Our ideas of God therefore determine our ideas of religion, and the whole character of our religion.

What then do we know of God besides what he makes us know of himself in his word?

Before answering this question we would remark that there is an essential and important difference between receiving and holding certain opinions as both true and reasonable, and the ability of reason to discover them by its own unaided light. Almost the entire body of every man's knowledge which he believes and holds as reasonable and true, is what he has acquired by education, and the information and instruction of others. The amount of knowledge which has been discovered by the greatest genius is as a drop of water to the ocean, or a grain of sand to the sea-shore.

It is also to be borne in mind that the amount of truth or knowledge which may be acquired by man is immeasurably greater than the compass of reason, and our powers of comprehension. The most exalted of human intellects know as little as the feeblest,-that is, they comprehend nothing at all, of the essence, cause, and operations even of natural things,—nothing whatver of immaterial things-nothing of the infinite relations of the boundless universe. The existence of innumerable things as facts, and the invariable antecedence and consequence of causes and effects we do know, but of their nature and mode of operation we do and can know nothing.

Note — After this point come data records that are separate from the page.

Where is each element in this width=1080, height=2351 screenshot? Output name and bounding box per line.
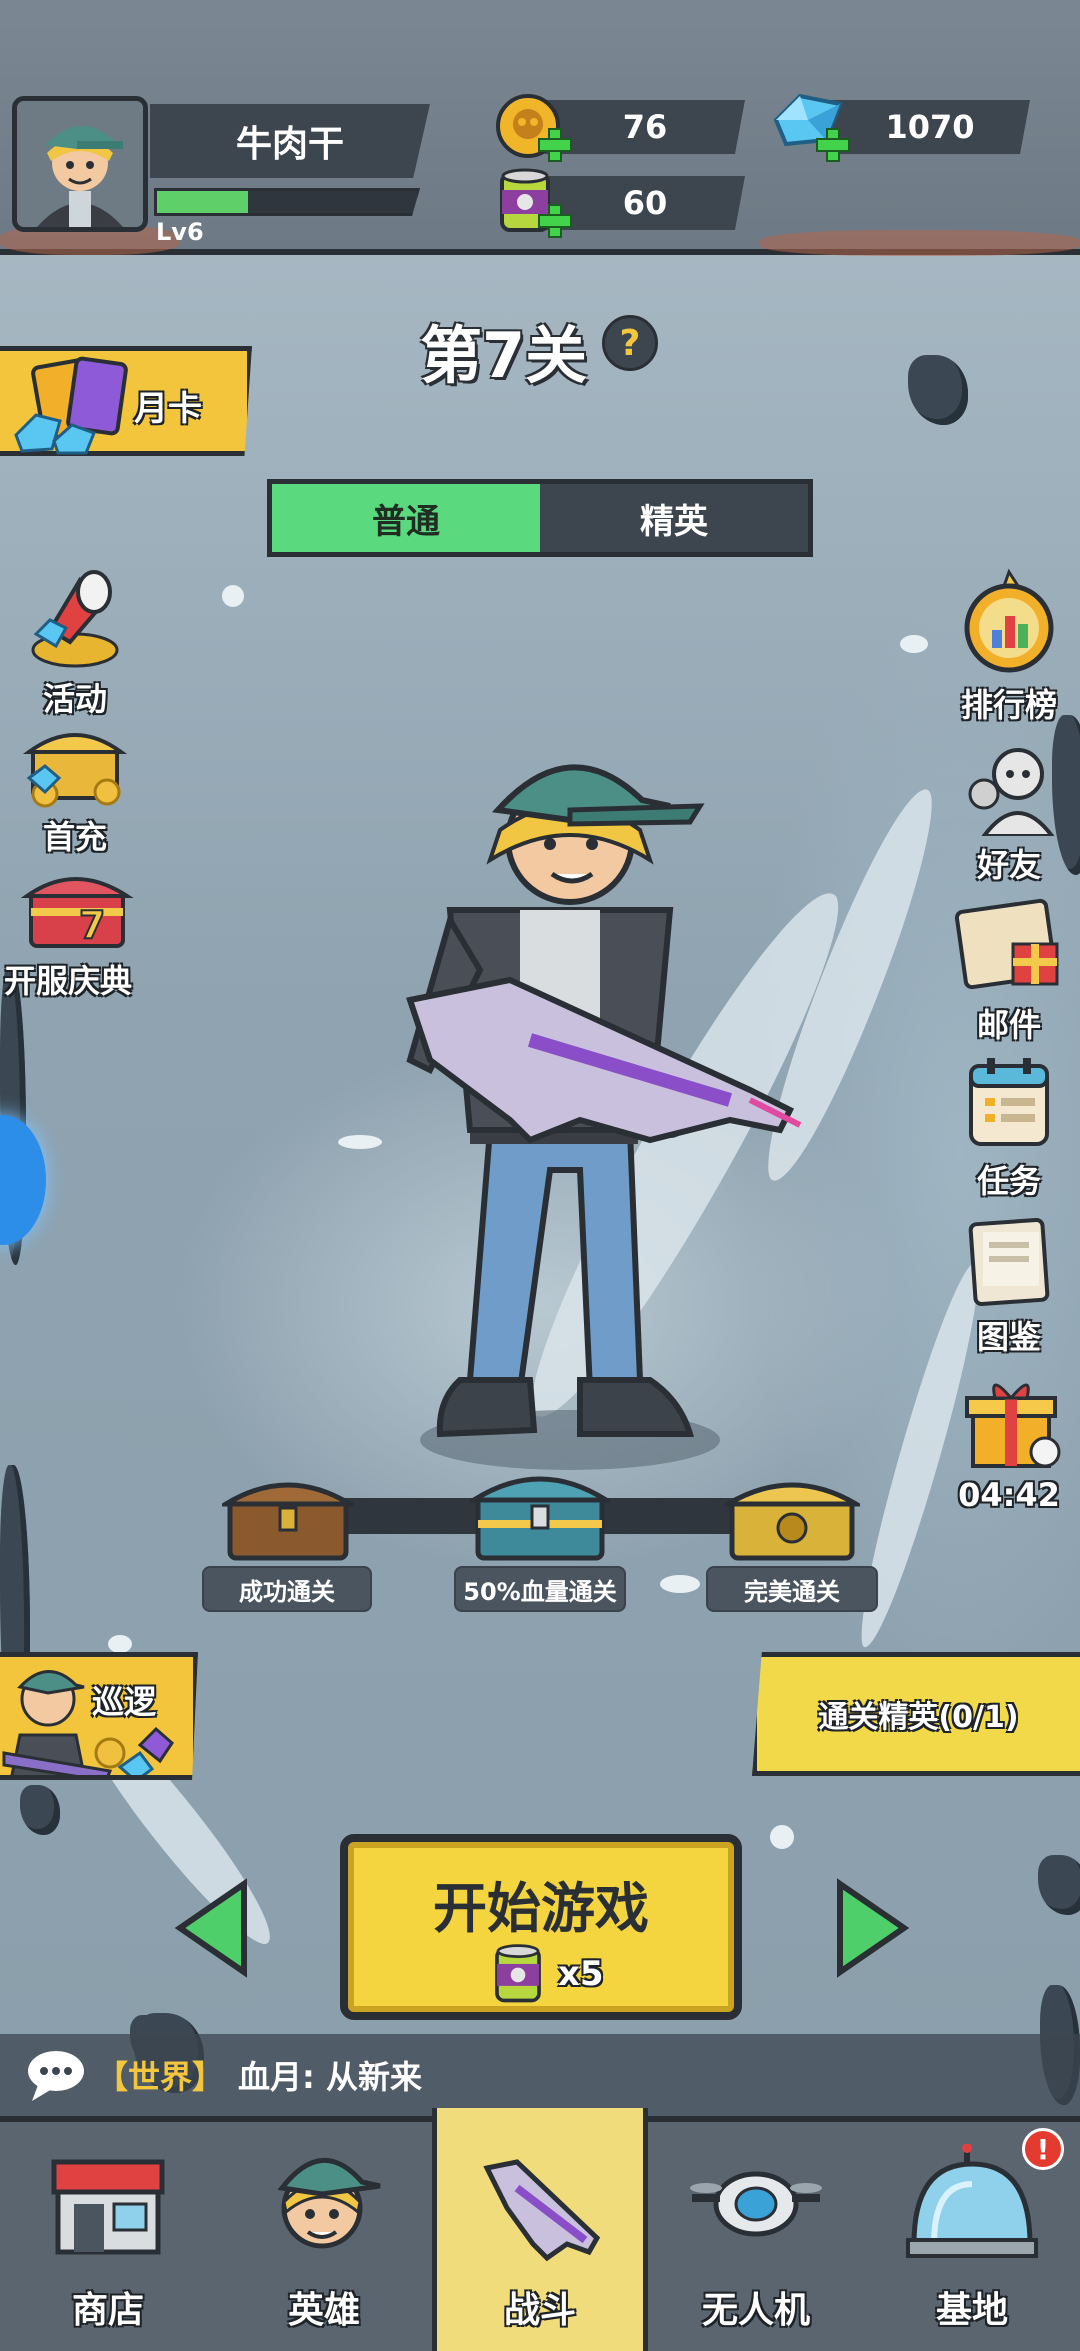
chat-bubble-icon [28,2051,84,2101]
monthly-card-icon [14,356,128,455]
snow-patch [222,585,244,607]
mail-label: 邮件 [976,1006,1041,1044]
add-energy-icon[interactable] [538,204,572,238]
add-coins-icon[interactable] [538,128,572,162]
snow-patch [108,1635,132,1653]
codex-label: 图鉴 [976,1318,1041,1356]
next-level-arrow-icon[interactable] [832,1878,912,1978]
gold-chest-icon [718,1482,866,1561]
chest-clear[interactable] [217,1470,359,1570]
chest-perfect-label: 完美通关 [706,1566,878,1612]
hero-portrait-icon [17,101,143,227]
launch-celebration-button[interactable]: 7 开服庆典 [0,866,150,1002]
hero-character[interactable] [330,740,810,1480]
base-dome-icon [906,2144,1038,2258]
start-game-cost: x5 [558,1954,604,1994]
xp-progress-bar [154,188,420,216]
nav-battle[interactable]: 战斗 [432,2108,648,2351]
megaphone-coins-icon [31,570,119,668]
treasure-chest-icon [22,733,128,808]
tab-normal[interactable]: 普通 [272,484,540,552]
rock [20,1785,60,1835]
start-game-label: 开始游戏 [433,1877,649,1940]
trophy-medal-icon [964,568,1054,673]
leaderboard-label: 排行榜 [960,686,1057,724]
chest-half-hp-label: 50%血量通关 [454,1566,626,1612]
chest-clear-label: 成功通关 [202,1566,372,1612]
leaderboard-button[interactable]: 排行榜 [934,566,1080,726]
drone-icon [690,2171,822,2237]
player-avatar[interactable] [12,96,148,232]
codex-button[interactable]: 图鉴 [934,1212,1080,1358]
nav-hero-label: 英雄 [287,2290,360,2331]
tab-elite[interactable]: 精英 [540,484,808,552]
gift-timer: 04:42 [958,1476,1060,1514]
chest-perfect[interactable] [718,1470,866,1570]
steel-chest-icon [465,1476,615,1561]
timed-gift-button[interactable]: 04:42 [934,1372,1080,1514]
level-title: 第7关 [420,319,588,392]
shop-icon [51,2159,165,2255]
event-label: 活动 [42,680,107,718]
calendar-task-icon [969,1058,1049,1146]
tasks-label: 任务 [976,1162,1041,1200]
gift-box-icon [965,1383,1061,1468]
first-recharge-button[interactable]: 首充 [0,718,150,858]
xp-progress-fill [157,191,248,213]
rifle-icon [483,2159,601,2262]
friends-label: 好友 [976,846,1041,884]
player-name: 牛肉干 [150,104,430,178]
rock [1038,1855,1080,1915]
nav-battle-label: 战斗 [503,2290,576,2331]
skull-coin-counter: 76 [545,100,745,154]
world-chat-bar[interactable]: 【世界】 血月: 从新来 [0,2034,1080,2116]
nav-shop[interactable]: 商店 [0,2122,216,2351]
prev-level-arrow-icon[interactable] [172,1878,252,1978]
player-level: Lv6 [156,218,204,246]
elite-clear-button[interactable]: 通关精英(0/1) [752,1652,1080,1776]
chat-channel: 【世界】 [96,2058,225,2096]
snow-patch [770,1825,794,1849]
blue-orb [0,1115,46,1245]
friends-button[interactable]: 好友 [934,744,1080,886]
event-button[interactable]: 活动 [0,570,150,720]
chest-half-hp[interactable] [465,1462,615,1570]
patrol-button[interactable]: 巡逻 [0,1652,198,1780]
add-gems-icon[interactable] [816,128,850,162]
bottom-nav: 商店 英雄 战斗 无人机 基地 [0,2108,1080,2351]
tasks-button[interactable]: 任务 [934,1052,1080,1202]
friends-icon [968,748,1056,838]
start-game-button[interactable]: 开始游戏 x5 [340,1834,742,2020]
snow-patch [900,635,928,653]
first-recharge-label: 首充 [42,818,107,856]
wooden-chest-icon [217,1482,359,1561]
nav-drone[interactable]: 无人机 [648,2122,864,2351]
nav-base-label: 基地 [935,2290,1008,2331]
mode-toggle: 普通 精英 [267,479,813,557]
mail-button[interactable]: 邮件 [934,896,1080,1046]
help-button[interactable]: ? [602,315,658,371]
monthly-card-label: 月卡 [134,389,202,429]
codex-book-icon [968,1217,1050,1307]
red-chest-7-icon: 7 [20,877,134,948]
launch-celebration-label: 开服庆典 [4,962,133,1000]
nav-drone-label: 无人机 [701,2290,810,2331]
energy-counter: 60 [545,176,745,230]
energy-can-icon [495,1944,541,2003]
rust-stain [760,230,1080,256]
gem-counter: 1070 [830,100,1030,154]
base-alert-badge: ! [1022,2128,1064,2170]
nav-shop-label: 商店 [71,2290,144,2331]
rock [908,355,968,425]
patrol-label: 巡逻 [92,1683,157,1721]
hero-head-icon [277,2157,381,2249]
chat-message: 血月: 从新来 [238,2058,422,2096]
monthly-card-button[interactable]: 月卡 [0,346,252,456]
mail-gift-icon [954,898,1059,990]
snow-patch [660,1575,700,1593]
nav-hero[interactable]: 英雄 [216,2122,432,2351]
svg-text:7: 7 [79,903,105,947]
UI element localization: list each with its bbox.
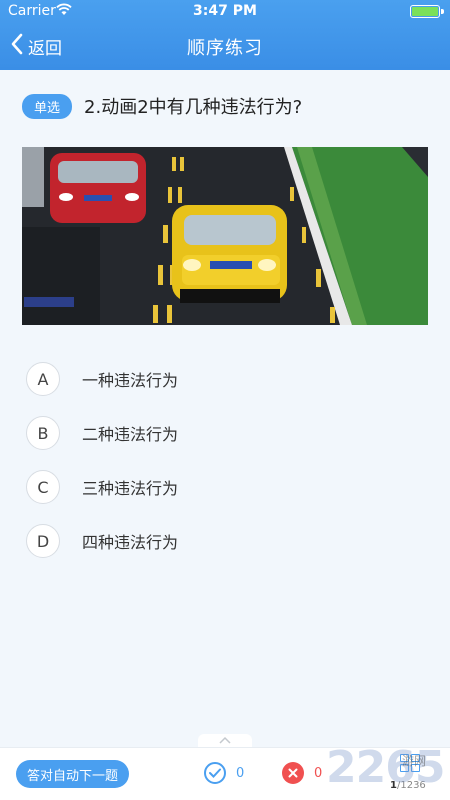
option-d[interactable]: D 四种违法行为 xyxy=(26,514,426,568)
question-text: 2.动画2中有几种违法行为? xyxy=(84,97,303,118)
nav-bar: 返回 顺序练习 xyxy=(0,22,450,70)
option-b-letter: B xyxy=(26,416,60,450)
question-image xyxy=(22,147,428,325)
option-a[interactable]: A 一种违法行为 xyxy=(26,352,426,406)
option-b-text: 二种违法行为 xyxy=(82,425,179,444)
option-c-letter: C xyxy=(26,470,60,504)
answer-options: A 一种违法行为 B 二种违法行为 C 三种违法行为 D 四种违法行为 xyxy=(26,352,426,568)
check-icon xyxy=(204,762,226,784)
option-c-text: 三种违法行为 xyxy=(82,479,179,498)
option-a-text: 一种违法行为 xyxy=(82,371,179,390)
wrong-count: 0 xyxy=(282,762,322,784)
auto-next-toggle[interactable]: 答对自动下一题 xyxy=(16,760,129,788)
question-type-badge: 单选 xyxy=(22,93,73,119)
page-title: 顺序练习 xyxy=(187,38,263,59)
question-header: 单选 2.动画2中有几种违法行为? xyxy=(22,93,432,119)
status-time: 3:47 PM xyxy=(193,3,257,19)
correct-count-value: 0 xyxy=(236,765,245,781)
wrong-count-value: 0 xyxy=(314,765,323,781)
status-bar: Carrier 3:47 PM xyxy=(0,0,450,22)
expand-panel-handle[interactable] xyxy=(198,734,252,748)
watermark-site: 游网 xyxy=(402,754,427,768)
option-b[interactable]: B 二种违法行为 xyxy=(26,406,426,460)
option-a-letter: A xyxy=(26,362,60,396)
option-c[interactable]: C 三种违法行为 xyxy=(26,460,426,514)
option-d-text: 四种违法行为 xyxy=(82,533,179,552)
correct-count: 0 xyxy=(204,762,244,784)
watermark-logo: 2265 xyxy=(326,742,445,793)
close-icon xyxy=(282,762,304,784)
app-header: Carrier 3:47 PM 返回 顺序练习 xyxy=(0,0,450,70)
option-d-letter: D xyxy=(26,524,60,558)
battery-icon xyxy=(410,5,444,18)
chevron-up-icon xyxy=(218,736,232,747)
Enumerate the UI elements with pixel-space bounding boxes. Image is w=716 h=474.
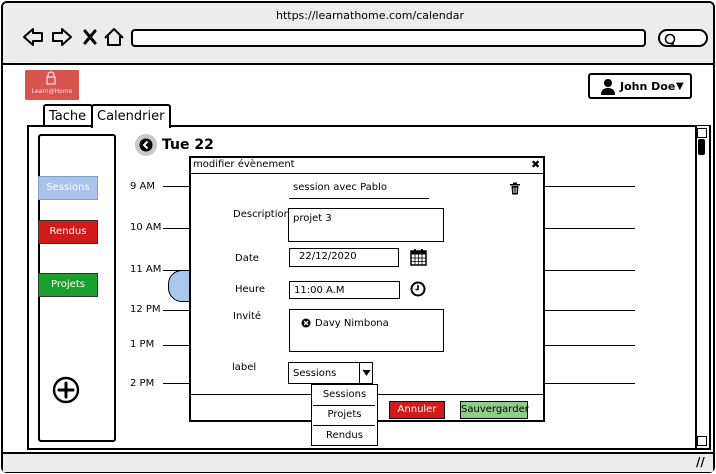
date-value: 22/12/2020 — [299, 251, 357, 262]
hour-line — [545, 228, 635, 229]
dropdown-divider — [313, 405, 375, 406]
hour-line — [163, 228, 191, 229]
date-label: Date — [235, 253, 259, 264]
chevron-down-icon — [359, 363, 373, 383]
title-underline — [289, 198, 429, 199]
label-rendus-button[interactable]: Rendus — [38, 220, 98, 244]
label-text: Sessions — [46, 182, 90, 193]
vertical-scrollbar[interactable] — [695, 126, 709, 448]
save-button[interactable]: Sauvergarder — [460, 401, 529, 419]
label-text: Projets — [51, 279, 85, 290]
address-bar[interactable] — [131, 29, 646, 47]
day-title: Tue 22 — [162, 137, 214, 153]
trash-icon[interactable] — [509, 182, 521, 195]
search-field[interactable] — [658, 29, 708, 47]
cancel-label: Annuler — [397, 404, 437, 415]
hour-line — [545, 383, 635, 384]
hour-label: 9 AM — [130, 181, 156, 192]
dropdown-divider — [313, 425, 375, 426]
forward-arrow-icon[interactable] — [51, 24, 73, 50]
dropdown-option-rendus[interactable]: Rendus — [311, 430, 378, 441]
chevron-down-icon: ▼ — [676, 81, 684, 92]
close-x-icon[interactable] — [82, 24, 98, 50]
previous-day-button[interactable] — [135, 134, 157, 156]
user-name: John Doe — [620, 80, 676, 93]
hour-label: 1 PM — [130, 339, 155, 350]
label-sessions-button[interactable]: Sessions — [38, 176, 98, 200]
tab-tache[interactable]: Tache — [43, 104, 93, 126]
time-label: Heure — [235, 284, 266, 295]
tab-calendrier[interactable]: Calendrier — [91, 104, 171, 128]
scroll-up-button[interactable] — [697, 128, 707, 138]
cancel-button[interactable]: Annuler — [389, 401, 445, 419]
invitee-name: Davy Nimbona — [315, 318, 389, 329]
hour-line — [545, 186, 635, 187]
hour-line — [163, 383, 191, 384]
user-icon — [601, 79, 615, 95]
close-icon[interactable]: ✖ — [531, 158, 540, 171]
home-icon[interactable] — [103, 24, 125, 50]
invitee-list[interactable]: Davy Nimbona — [289, 309, 444, 352]
tab-label: Calendrier — [97, 109, 165, 124]
hour-line — [545, 310, 635, 311]
dropdown-option-projets[interactable]: Projets — [311, 409, 378, 420]
resize-grip-icon[interactable]: // — [696, 455, 705, 469]
page-url: https://learnathome.com/calendar — [275, 9, 465, 22]
hour-label: 12 PM — [130, 304, 161, 315]
invite-label: Invité — [233, 311, 262, 322]
hour-line — [163, 186, 191, 187]
remove-invitee-icon[interactable] — [301, 318, 311, 328]
user-menu-dropdown[interactable]: John Doe ▼ — [588, 73, 692, 99]
clock-icon[interactable] — [410, 281, 426, 297]
label-projets-button[interactable]: Projets — [38, 273, 98, 297]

*It is a controversy of long standing, whether the word religio comes from religere, to reconsider, or from religare, to rebind. Cicero is the patron of the former; Lactantius advocates the latter. Linguistically, Cicero's derivation is the preferable; by no known process of etymology can religio be deduced from religare. As respects the meaning, both are correct, religion is the re-consideration of our obligations to God, and our re-union to him. But may not the true etymon after all be re-eligere, thus making religio equivalent to re-eligio, a re-choice? Religion is so in point of fact; objectively, God's re-choice of us; subjectively, our re-choice of God. I may observe, that this etymology has the merit of accounting for the re in religio being long; a fact which has been strangely overlooked by writers on this matter.-Alexander's Connex. O. and N. Test.